As previously introduced, we all have known that RRx-001, a hypoxia-selective epigenetic agent and a radio- and chem-sensitizer. Additionally, it triggers apoptosis and overcomes drug resistance in myeloma. RRx-001 exhibits potent anti-tumor activity with minimal toxicity. Today, I’d like to introduce the role RRx-001 in the immunization field.
A study from Pedro Cabrales demonstrated that RRx-001 acts as a dual checkpoint inhibitor by downregulating CD47 and SIRP-α.
Moreover, RRx-001 polarizes M0 and M2 macrophages to the M1 phenotype. The results identify an RRx-001-dependent surface decrease of CD47 on tumor cells and of SIRPα on macrophages. Rather than a CD47 or SIRPα blocking antibody, which participates with platelet aggregation, red blood cell hemagglutination, and dose-limiting hemolytic anemias. RRx-001 is a well-tolerated, minimally toxic, and nonmyelosuppressive small molecule that downregulates the CD47-SIRPα axis and is not associated with hemolytic anemia.

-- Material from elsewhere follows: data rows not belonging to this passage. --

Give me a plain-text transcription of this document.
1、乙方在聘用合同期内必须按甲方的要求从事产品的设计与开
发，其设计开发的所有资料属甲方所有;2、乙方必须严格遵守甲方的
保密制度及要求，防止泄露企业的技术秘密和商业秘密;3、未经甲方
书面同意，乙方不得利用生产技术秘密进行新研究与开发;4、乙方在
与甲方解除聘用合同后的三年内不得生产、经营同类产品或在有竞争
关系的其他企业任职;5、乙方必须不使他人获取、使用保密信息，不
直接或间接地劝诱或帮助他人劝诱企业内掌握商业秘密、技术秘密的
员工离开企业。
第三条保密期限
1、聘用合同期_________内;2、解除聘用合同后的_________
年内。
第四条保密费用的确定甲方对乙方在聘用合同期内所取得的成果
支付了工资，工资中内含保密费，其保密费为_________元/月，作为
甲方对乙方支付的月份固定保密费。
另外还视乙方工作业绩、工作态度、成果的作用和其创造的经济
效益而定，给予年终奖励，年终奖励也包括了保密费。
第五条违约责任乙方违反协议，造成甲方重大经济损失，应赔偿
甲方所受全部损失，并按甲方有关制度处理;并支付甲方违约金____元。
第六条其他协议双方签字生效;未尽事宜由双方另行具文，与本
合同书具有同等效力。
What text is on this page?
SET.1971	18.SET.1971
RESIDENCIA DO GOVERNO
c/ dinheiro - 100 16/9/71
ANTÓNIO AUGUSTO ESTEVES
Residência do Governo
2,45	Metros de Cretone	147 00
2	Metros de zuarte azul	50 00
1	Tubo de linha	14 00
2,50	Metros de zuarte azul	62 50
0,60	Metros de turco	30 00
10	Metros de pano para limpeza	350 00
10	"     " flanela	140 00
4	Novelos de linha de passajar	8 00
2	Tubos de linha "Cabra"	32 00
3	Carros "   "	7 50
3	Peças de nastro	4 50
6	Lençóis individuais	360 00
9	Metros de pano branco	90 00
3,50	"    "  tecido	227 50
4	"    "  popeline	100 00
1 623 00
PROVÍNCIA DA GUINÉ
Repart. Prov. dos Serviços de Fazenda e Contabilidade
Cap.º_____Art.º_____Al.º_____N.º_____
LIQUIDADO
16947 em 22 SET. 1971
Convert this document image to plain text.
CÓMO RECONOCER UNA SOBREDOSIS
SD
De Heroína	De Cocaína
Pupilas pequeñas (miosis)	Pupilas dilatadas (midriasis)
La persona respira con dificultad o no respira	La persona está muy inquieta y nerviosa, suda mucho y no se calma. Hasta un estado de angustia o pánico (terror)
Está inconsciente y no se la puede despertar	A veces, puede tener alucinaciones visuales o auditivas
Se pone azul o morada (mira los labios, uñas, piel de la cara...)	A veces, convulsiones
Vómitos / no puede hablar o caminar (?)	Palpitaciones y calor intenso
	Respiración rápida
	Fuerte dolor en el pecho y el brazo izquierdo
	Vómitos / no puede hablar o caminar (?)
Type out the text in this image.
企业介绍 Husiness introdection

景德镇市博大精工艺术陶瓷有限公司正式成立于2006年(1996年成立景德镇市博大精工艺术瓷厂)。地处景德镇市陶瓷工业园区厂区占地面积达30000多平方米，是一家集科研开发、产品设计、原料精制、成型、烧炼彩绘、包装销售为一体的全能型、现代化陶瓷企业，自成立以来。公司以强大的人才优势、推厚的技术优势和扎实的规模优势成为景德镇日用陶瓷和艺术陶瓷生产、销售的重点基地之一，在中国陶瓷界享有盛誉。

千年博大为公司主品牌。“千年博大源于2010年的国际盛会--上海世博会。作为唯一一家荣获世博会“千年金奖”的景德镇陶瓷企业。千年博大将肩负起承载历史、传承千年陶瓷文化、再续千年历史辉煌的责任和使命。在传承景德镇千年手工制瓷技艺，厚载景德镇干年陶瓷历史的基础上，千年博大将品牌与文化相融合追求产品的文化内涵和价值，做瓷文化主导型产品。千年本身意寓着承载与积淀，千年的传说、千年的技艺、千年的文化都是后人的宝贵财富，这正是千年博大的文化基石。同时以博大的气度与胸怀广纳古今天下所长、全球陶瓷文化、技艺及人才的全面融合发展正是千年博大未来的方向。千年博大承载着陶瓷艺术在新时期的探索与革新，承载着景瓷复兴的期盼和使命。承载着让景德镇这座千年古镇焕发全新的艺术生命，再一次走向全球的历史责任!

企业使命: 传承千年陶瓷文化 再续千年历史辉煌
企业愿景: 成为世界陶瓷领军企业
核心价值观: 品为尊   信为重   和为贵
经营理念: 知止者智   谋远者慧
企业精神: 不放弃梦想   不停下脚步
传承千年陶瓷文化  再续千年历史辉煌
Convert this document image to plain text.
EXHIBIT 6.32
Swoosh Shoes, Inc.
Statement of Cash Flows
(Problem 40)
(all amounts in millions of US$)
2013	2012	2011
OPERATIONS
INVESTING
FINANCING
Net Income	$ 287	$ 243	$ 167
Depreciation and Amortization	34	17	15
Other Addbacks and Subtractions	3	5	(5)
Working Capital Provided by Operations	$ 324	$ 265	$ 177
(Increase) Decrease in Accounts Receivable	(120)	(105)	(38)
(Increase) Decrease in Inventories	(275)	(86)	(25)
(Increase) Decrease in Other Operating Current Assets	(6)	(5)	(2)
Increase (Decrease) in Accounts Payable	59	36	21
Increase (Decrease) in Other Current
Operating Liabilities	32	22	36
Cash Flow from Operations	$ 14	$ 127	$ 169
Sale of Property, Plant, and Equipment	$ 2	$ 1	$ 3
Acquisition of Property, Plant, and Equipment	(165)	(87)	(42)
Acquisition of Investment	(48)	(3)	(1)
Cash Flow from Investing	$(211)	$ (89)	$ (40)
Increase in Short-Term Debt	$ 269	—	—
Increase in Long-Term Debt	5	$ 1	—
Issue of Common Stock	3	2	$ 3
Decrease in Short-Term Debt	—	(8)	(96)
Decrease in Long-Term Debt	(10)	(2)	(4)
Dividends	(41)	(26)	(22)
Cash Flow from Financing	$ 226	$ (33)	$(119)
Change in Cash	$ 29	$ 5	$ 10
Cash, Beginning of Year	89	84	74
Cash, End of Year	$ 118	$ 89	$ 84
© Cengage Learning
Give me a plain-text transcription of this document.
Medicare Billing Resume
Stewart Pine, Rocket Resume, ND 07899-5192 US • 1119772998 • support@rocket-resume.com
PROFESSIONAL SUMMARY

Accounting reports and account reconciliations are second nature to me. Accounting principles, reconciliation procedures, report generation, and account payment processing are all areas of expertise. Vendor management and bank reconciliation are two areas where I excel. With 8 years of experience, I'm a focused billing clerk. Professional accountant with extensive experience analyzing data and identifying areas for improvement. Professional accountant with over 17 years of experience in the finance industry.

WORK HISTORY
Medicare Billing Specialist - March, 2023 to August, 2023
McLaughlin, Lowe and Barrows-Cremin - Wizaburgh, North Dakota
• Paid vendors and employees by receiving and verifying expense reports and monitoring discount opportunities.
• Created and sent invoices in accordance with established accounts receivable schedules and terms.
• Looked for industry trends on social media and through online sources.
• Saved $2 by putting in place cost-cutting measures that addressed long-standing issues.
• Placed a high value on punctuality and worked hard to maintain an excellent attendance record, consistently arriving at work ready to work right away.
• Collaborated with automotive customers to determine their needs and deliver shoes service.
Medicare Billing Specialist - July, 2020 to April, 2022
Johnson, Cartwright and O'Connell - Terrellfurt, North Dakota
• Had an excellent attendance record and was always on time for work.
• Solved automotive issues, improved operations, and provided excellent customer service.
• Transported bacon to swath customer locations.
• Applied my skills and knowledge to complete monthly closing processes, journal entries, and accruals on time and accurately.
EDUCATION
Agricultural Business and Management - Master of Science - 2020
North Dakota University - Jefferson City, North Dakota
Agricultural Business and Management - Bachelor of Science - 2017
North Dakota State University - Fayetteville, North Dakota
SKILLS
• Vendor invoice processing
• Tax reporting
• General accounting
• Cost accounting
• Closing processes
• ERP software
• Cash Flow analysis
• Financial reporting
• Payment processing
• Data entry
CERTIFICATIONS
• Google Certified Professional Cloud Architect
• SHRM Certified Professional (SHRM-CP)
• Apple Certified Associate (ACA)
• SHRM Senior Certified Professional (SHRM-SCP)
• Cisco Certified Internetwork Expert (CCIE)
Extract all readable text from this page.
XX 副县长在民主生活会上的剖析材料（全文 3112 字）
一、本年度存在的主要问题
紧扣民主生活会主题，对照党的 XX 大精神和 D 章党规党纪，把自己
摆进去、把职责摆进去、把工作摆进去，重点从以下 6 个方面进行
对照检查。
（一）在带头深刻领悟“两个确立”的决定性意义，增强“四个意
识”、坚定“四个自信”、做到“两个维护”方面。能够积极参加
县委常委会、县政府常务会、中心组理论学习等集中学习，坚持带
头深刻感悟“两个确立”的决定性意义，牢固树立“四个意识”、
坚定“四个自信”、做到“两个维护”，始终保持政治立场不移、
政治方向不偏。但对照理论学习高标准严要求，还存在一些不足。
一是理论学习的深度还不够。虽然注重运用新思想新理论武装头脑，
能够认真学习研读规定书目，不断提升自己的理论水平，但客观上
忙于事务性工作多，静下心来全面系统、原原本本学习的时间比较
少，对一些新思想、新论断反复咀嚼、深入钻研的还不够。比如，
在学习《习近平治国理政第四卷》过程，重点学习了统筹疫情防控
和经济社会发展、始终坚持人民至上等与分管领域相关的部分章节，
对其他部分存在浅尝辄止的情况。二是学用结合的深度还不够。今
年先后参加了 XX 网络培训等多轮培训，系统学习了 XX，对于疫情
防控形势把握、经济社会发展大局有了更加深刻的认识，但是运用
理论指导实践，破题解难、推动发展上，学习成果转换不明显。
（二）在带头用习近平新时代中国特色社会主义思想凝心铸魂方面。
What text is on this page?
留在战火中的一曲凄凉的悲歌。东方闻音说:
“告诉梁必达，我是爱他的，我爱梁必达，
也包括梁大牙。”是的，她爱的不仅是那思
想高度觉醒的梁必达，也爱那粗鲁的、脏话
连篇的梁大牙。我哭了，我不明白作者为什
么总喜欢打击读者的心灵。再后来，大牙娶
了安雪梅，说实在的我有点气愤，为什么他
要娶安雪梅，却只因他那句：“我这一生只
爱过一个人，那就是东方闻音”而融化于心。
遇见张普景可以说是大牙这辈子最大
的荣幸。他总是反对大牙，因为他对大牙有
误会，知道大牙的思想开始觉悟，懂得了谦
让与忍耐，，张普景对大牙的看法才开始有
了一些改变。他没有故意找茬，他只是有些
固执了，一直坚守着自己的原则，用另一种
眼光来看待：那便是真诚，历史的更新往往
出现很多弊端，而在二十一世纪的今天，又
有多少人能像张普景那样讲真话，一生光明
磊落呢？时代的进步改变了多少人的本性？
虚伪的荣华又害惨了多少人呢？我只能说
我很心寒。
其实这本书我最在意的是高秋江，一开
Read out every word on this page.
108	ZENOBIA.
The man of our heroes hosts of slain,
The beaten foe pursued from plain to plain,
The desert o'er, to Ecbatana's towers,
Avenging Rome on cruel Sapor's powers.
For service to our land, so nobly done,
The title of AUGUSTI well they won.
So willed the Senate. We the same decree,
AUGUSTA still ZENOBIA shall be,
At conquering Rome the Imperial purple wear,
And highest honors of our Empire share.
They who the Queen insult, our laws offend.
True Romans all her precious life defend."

Collectively, these data support the conclusion that RRx-001 is a minimally toxic dual checkpoint inhibitor of CD47 and SIRPα that primes macrophages both in vitro and in vivo to attack cancer cells. These data suggest the potential for enhanced antitumor efficacy in combination with immune checkpoint inhibitors and other immunotherapies.
Furthermore, RRx-001 has entered into clinical trials. On the basis of demonstrated antitumor activity and minimal toxicity in phase II clinical trials, RRx-001 has received clearance from the FDA and the EMA for phase III, multicenter studies in subjects with relapsed/refractory solid tumors.
Cabrales P, et al. RRx-001 Acts as a Dual Small Molecule Checkpoint Inhibitor by Downregulating CD47 on Cancer Cells and SIRP-α on Monocytes/Macrophages. Transl Oncol. 2019 Apr;12(4):626-632.